I used to complain a lot whilst doing my job. Not because things were actually bad or worth complaining over, but because my ruthless perfectionism caused me to notice things that I knew could be improved, and, to their dismay, the whole team had to hear about it.

This lead to some lengthy discussions surrounding the possibility of changing parts of the system. One good example was the state management in a React app I was working on. This was my first production app so with fresh curiosity and perfectionism abundant, I drew everyone's attention to what I thought to be obvious: we weren't using Redux.

Not only that but the app was making use of dozens of what were essentially singletons, each with their own method of managing state. It was similar to MVC, where a set of controllers expose the model to the view, allowing the view to manipulate the underlying model.

This is quite a well known pattern and remains a decent approach for many projects. But having just learned about Flux and Redux, I had a new found energy for pointing out that things would be easier if we used another abstraction.

What I failed to realise at the time was two-fold:

  1. I didn't realise that shipping new features at the time was more important than finding the perfect abstraction and
  2. I didn't realise that introducing a second abstraction would actually make things harder for everyone.

I'll circle back to the second one later, but let's focus on why shipping features might have been the right call at the time.

Every team has its trade-offs and I cannot stress how important it is to know which ones are currently being made. Sometimes you just have to ship functionality - it just has to work. Sometimes users are frustrated with a certain bit of the app and the UX needs to be improved. Other times the technical debt is so high that it's actually slowing down addition of more features and is making it impossible to fix bugs.

Whatever the current situation, trade-offs need to be made to rebalance the scales and stop the project from toppling over.

During this project, the main target was growing the user base - a familiar one for any B2C app. Secondary to that was improving the UX of the app because a lot of users found it confusing relative to other similar apps they were using.

Although I didn't realise it, to come to the table with the problem of the app using the wrong abstraction was probably the least productive thing I could have done at that point. But I was convinced it would help us debug the app more easily and implement new features more quickly, so I got buy-in from a few colleagues and started merging changes that were written differently to other parts of the app.

I justified the changes to myself, "it can't be worse to add an abstraction that adds structure - other parts of the app have no structure!"

This brings me to the second thing I had failed to realise.
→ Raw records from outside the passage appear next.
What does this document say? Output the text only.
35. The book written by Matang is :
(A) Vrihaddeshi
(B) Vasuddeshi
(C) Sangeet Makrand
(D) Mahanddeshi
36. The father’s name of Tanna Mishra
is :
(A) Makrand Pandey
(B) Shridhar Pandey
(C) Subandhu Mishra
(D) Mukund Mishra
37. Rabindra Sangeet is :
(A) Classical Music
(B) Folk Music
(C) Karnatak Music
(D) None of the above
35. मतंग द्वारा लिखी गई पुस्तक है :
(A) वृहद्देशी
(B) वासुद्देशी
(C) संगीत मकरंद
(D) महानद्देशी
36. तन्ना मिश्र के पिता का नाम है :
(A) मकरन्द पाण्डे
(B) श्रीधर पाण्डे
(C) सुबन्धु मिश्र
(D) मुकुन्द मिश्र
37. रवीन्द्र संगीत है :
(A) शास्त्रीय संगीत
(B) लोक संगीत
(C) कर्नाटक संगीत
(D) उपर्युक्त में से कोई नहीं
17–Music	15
Abstractions increase complexity. When something is made generic, a tradeoff is made where uniformity is bought in exchange for rigidity and potentially hidden complexity.
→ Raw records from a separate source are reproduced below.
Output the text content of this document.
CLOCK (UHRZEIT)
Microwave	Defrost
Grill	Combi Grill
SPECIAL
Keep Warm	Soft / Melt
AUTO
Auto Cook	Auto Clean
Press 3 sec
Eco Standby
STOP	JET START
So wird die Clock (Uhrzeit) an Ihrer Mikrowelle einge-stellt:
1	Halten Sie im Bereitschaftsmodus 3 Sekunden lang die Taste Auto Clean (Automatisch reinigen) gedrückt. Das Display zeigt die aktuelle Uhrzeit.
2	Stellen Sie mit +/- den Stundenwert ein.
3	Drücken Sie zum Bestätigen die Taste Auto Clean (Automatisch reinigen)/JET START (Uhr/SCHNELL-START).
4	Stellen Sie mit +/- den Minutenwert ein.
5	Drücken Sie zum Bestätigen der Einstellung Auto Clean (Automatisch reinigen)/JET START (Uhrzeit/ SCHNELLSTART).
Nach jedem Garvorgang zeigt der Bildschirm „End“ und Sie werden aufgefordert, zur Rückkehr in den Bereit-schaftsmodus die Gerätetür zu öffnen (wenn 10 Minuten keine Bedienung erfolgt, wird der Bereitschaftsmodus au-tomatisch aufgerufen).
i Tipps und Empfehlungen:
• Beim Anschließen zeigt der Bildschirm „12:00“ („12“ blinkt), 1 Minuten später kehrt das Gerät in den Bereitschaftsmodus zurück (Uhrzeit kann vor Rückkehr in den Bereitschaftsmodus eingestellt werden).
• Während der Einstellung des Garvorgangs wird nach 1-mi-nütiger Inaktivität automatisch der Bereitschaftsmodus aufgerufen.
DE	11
What I thought I had done was to slowly start moving the app towards a more generic, easier to understand place but what had actually happened was that I had introduced a new concept that was actually incompatible with existing parts of the app. It even required extra complexity to be compatible with the layer in the stack that made API requests.

Some new features could be implemented with this new abstract and that's what I would try to do. My colleagues agreed with me that the code was easier to read and they bought into the idea as more features were developed this way.
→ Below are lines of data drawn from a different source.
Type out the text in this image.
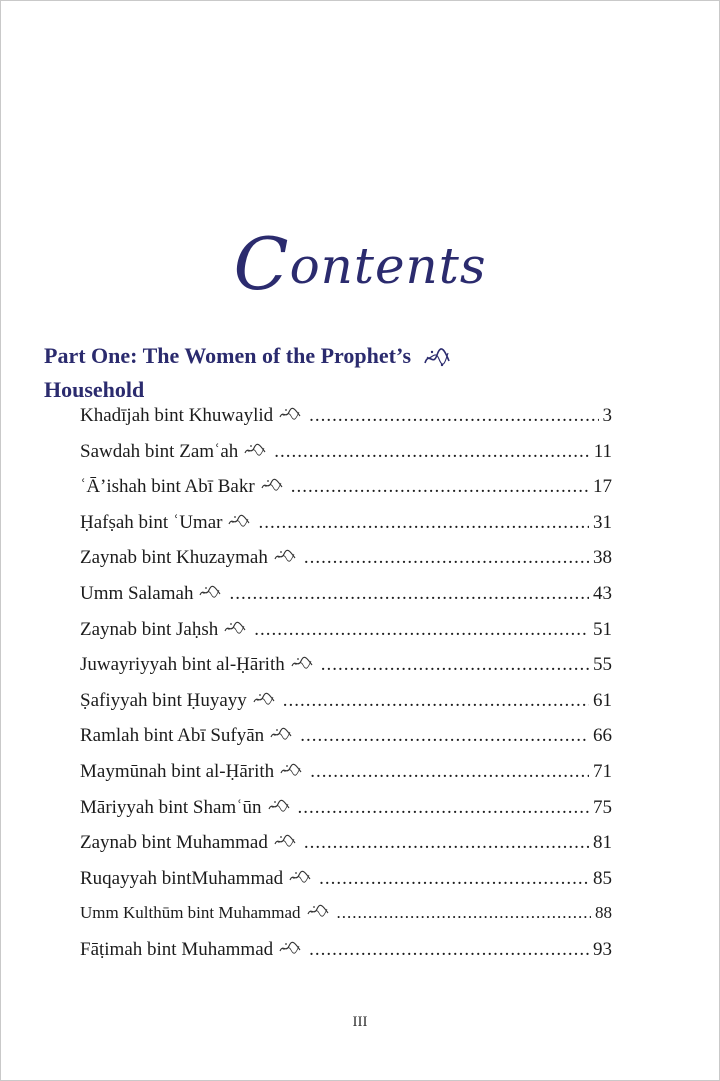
Contents
Part One: The Women of the Prophet’s
Household
Khadījah bint Khuwaylid .....	3
Sawdah bint Zamʿah .....	11
ʿĀ’ishah bint Abī Bakr .....	17
Ḥafṣah bint ʿUmar .....	31
Zaynab bint Khuzaymah .....	38
Umm Salamah .....	43
Zaynab bint Jaḥsh .....	51
Juwayriyyah bint al-Ḥārith .....	55
Ṣafiyyah bint Ḥuyayy .....	61
Ramlah bint Abī Sufyān .....	66
Maymūnah bint al-Ḥārith .....	71
Māriyyah bint Shamʿūn .....	75
Zaynab bint Muhammad .....	81
Ruqayyah bintMuhammad .....	85
Umm Kulthūm bint Muhammad .....	88
Fāṭimah bint Muhammad .....	93
III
But then we had to debug them. The added complexity that we acquired in the tradeoff bit us when bugs arose in the parts of the app using the new abstraction. This obviously was not great for morale and it was all too easy to blame the abstraction itself (Flux/Redux) over the actual problem - increased complexity.

My goal was actually to decrease complexity and the irony wasn't lost on me; I learned a few lessons as a result.

Untangling such an architecture would take more than a new paradigm to shift it away from unscalable "ball-of-mud" territory. I think the real problem was probably the API and the fact that it required a sizeable, stateful SDK to manage all of the client-side objects. This left the view and the controllers highly coupled to the SDK.

In hindsight, it's possible that with a lot of pain the app could be rewritten using React hooks. I remember a lot of the controllers in the app were essentially complex hooks (minus the abstraction now built into React itself).

But of course, this might not actually make things better - certainly cleaner but not necessarily less complex or easier to debug.

To summarise:

  • Nothing exists in a vacuum. Understanding the current trade-offs is crucial.
  • Buy-in is not always worth it. If you have to work hard to convince your coworkers of something, back it up with concrete evidence (e.g. a POC) and make sure you've convinced yourself first that you're really solving a problem.
  • No framework/paradigm is a silver bullet. An abstraction will likely increase complexity.
  • Multiple competing paradigms might be more confusing than a single one that isn't strict.

To that end, remember to know your trade-offs and hopefully you can make sure that your team is at least making them consciously and planning on rebalancing the scales at some point.